Velox supports two build modes for the Rust FFI crate:

#### Standard Build (crates.io)

Uses published versions of `tao` and `wry` from crates.io. This is the default for clean checkouts and CI:

```bash
# Remove local patches if present
rm -f .cargo/config.toml
swift build
```

#### Local Development Build

Uses locally patched `tao` and `wry` with additional testing features.
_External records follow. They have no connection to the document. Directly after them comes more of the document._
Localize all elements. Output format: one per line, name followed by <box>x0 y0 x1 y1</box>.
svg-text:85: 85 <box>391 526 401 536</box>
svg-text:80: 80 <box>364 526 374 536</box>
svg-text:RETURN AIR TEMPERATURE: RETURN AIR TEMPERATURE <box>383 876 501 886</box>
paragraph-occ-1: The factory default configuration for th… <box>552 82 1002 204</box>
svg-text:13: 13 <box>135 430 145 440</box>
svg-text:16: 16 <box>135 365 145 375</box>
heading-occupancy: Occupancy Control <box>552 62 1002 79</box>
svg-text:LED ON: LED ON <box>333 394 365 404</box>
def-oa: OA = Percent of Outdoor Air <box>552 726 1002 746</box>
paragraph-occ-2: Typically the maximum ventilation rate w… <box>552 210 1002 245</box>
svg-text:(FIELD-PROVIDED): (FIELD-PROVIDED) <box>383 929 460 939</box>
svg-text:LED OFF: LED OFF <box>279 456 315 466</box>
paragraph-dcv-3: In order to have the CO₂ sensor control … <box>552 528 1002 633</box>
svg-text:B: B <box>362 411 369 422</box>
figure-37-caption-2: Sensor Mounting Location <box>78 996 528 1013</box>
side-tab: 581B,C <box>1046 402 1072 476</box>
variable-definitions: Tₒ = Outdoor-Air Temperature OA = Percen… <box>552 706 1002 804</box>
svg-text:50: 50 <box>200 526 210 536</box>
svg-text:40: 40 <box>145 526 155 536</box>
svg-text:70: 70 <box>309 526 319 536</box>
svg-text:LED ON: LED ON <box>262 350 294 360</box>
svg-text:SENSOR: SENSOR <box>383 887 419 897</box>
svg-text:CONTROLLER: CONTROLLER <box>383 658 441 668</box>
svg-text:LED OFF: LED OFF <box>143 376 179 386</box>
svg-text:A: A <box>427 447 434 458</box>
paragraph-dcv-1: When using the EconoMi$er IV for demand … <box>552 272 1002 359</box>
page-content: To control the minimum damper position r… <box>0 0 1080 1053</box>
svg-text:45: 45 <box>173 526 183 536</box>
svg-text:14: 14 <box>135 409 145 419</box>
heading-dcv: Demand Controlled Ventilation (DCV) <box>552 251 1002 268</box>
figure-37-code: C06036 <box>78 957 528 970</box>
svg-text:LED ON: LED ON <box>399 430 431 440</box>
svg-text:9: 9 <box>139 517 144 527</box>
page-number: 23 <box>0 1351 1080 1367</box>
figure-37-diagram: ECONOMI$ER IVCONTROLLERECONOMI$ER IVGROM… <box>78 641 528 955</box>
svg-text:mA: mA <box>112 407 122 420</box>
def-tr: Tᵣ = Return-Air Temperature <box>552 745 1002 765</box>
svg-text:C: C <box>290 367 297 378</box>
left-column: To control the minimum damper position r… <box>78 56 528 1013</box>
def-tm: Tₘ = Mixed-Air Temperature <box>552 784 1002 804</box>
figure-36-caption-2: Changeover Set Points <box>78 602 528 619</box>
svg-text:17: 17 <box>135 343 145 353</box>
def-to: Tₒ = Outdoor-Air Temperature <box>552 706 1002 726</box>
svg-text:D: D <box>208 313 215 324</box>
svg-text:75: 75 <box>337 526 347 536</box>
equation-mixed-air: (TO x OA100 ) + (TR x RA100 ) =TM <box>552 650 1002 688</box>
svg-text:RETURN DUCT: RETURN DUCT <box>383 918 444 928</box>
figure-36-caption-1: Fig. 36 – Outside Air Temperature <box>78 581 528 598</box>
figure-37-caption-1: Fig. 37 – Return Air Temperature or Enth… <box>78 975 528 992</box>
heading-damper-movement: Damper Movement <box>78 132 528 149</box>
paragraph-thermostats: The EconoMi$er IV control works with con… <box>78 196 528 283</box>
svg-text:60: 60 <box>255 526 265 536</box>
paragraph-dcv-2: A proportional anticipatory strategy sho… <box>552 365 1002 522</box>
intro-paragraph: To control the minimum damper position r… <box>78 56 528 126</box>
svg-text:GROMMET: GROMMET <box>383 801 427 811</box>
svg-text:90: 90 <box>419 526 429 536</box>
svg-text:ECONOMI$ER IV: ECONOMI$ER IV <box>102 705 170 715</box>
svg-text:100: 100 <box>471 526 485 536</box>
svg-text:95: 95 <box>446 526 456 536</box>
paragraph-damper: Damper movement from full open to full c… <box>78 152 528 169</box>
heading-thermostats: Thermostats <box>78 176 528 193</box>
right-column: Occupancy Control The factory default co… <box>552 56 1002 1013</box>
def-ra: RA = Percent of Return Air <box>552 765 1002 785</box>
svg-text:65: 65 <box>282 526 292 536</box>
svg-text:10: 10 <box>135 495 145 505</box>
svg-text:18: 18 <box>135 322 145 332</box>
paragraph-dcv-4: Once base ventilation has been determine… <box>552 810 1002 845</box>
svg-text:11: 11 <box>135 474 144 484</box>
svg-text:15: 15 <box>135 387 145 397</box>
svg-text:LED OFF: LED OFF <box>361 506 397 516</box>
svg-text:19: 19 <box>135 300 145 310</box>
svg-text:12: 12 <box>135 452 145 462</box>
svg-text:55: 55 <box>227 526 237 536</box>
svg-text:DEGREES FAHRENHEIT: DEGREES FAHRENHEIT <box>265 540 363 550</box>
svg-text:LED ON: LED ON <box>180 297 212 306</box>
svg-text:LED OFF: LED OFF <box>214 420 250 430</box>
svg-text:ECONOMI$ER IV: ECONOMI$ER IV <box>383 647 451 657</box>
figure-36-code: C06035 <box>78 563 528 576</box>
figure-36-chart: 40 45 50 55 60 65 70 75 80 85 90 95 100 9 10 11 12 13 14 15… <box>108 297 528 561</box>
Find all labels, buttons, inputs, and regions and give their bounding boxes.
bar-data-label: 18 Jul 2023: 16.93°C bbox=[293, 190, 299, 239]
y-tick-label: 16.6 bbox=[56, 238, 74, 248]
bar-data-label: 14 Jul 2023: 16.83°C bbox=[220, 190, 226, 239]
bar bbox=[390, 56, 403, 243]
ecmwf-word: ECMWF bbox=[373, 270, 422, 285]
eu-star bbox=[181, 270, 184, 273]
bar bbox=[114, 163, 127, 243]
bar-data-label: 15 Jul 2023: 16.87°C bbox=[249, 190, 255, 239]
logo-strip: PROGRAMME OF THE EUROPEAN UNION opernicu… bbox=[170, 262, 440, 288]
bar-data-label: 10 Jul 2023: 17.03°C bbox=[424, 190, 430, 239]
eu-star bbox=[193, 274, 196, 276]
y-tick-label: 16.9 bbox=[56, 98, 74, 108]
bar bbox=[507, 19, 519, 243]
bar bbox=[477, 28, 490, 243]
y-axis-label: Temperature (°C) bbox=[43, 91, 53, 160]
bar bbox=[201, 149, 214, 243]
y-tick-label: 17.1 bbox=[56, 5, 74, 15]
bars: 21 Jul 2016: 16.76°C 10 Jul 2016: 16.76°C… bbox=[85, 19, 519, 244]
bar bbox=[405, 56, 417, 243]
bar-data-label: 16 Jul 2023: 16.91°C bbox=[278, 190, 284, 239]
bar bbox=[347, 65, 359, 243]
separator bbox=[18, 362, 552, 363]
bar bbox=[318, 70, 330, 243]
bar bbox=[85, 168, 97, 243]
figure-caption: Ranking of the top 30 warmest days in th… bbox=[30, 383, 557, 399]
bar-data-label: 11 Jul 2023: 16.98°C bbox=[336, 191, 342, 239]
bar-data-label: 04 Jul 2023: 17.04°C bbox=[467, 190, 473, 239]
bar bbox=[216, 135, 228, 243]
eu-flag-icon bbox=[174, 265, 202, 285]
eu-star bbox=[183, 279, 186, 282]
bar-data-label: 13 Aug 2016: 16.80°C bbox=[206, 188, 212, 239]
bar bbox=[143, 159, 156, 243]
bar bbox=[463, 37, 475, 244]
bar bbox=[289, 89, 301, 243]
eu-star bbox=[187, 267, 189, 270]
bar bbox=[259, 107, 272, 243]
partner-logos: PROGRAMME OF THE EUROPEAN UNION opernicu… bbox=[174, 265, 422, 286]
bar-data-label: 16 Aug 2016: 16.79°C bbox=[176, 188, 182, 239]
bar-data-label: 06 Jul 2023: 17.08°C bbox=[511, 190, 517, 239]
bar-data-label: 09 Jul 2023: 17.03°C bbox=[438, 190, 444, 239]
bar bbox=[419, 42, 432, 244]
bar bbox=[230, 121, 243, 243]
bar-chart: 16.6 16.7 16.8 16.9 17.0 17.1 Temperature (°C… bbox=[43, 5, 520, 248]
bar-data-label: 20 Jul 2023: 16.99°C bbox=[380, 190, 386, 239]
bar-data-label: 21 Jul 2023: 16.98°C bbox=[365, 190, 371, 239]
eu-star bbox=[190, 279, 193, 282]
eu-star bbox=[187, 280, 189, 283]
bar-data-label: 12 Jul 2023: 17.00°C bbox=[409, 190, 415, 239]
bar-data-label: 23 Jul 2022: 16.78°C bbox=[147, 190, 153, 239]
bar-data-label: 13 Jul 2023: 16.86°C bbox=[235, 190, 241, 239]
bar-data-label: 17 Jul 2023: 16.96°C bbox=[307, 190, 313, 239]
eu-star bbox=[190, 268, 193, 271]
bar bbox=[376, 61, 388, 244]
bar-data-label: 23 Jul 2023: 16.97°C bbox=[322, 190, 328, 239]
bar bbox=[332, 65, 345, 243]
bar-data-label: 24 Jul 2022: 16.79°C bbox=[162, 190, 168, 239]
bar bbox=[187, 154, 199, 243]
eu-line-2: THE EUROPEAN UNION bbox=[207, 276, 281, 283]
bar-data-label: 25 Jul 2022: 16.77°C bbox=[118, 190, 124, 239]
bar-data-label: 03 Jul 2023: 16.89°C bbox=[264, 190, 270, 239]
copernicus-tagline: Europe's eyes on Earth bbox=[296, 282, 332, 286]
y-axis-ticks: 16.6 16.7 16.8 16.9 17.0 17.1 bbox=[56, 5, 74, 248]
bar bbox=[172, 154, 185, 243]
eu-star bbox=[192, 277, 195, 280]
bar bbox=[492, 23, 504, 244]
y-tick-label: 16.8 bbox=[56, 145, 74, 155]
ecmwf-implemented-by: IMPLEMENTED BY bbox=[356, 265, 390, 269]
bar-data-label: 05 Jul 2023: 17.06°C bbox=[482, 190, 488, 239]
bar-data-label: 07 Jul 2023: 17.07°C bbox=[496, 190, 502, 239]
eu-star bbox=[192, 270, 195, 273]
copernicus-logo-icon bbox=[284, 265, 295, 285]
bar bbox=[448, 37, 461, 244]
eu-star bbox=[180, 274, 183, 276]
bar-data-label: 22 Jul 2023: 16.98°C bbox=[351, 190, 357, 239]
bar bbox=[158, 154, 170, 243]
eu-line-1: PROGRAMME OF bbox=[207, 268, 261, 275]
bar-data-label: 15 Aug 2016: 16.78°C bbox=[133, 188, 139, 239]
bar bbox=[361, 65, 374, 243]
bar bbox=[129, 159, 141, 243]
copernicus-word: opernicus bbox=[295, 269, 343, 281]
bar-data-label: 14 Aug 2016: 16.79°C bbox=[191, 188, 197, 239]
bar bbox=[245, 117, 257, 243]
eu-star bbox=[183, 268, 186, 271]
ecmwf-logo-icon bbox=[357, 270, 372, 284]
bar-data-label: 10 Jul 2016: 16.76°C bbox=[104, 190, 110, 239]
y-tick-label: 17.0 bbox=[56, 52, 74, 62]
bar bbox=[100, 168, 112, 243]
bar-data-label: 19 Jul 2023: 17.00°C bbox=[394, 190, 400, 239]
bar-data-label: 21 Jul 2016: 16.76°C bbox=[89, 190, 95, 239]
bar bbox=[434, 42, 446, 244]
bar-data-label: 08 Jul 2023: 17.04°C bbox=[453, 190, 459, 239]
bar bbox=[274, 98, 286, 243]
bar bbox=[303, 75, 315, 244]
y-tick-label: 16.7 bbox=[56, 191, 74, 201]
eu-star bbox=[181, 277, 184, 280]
Requires sibling checkouts of these repositories with the `velox-testing` feature added to tao's default features.

```bash
# Ensure .cargo/config.toml exists with patches (at package root, not runtime-wry-ffi)
# Then build with local-dev feature:
VELOX_LOCAL_DEV=1 swift build
```

The `.cargo/config.toml` (in the package root) patches crates.io dependencies with local paths:
```toml
[patch.crates-io]
tao = { path = "../tao" }
wry = { path = "../wry" }
```

**Requirements for Local Dev:**
- Local `tao` version must match crates.io (currently 0.34.5)
- Local `tao` must have `velox-testing` in its default features in `Cargo.toml`
- Local `wry` version must match crates.io (currently 0.53.5)

## License

Velox is licensed under either of:

- Apache License, Version 2.0 ([LICENSE-APACHE-2.0](LICENSE-APACHE-2.0) or http://www.apache.org/licenses/LICENSE-2.0)
- MIT License ([LICENSE-MIT](LICENSE-MIT) or http://opensource.org/licenses/MIT)

at your option.

### Contribution

Unless you explicitly state otherwise, any contribution intentionally submitted for inclusion in Velox by you shall be dual licensed as above, without any additional terms or conditions.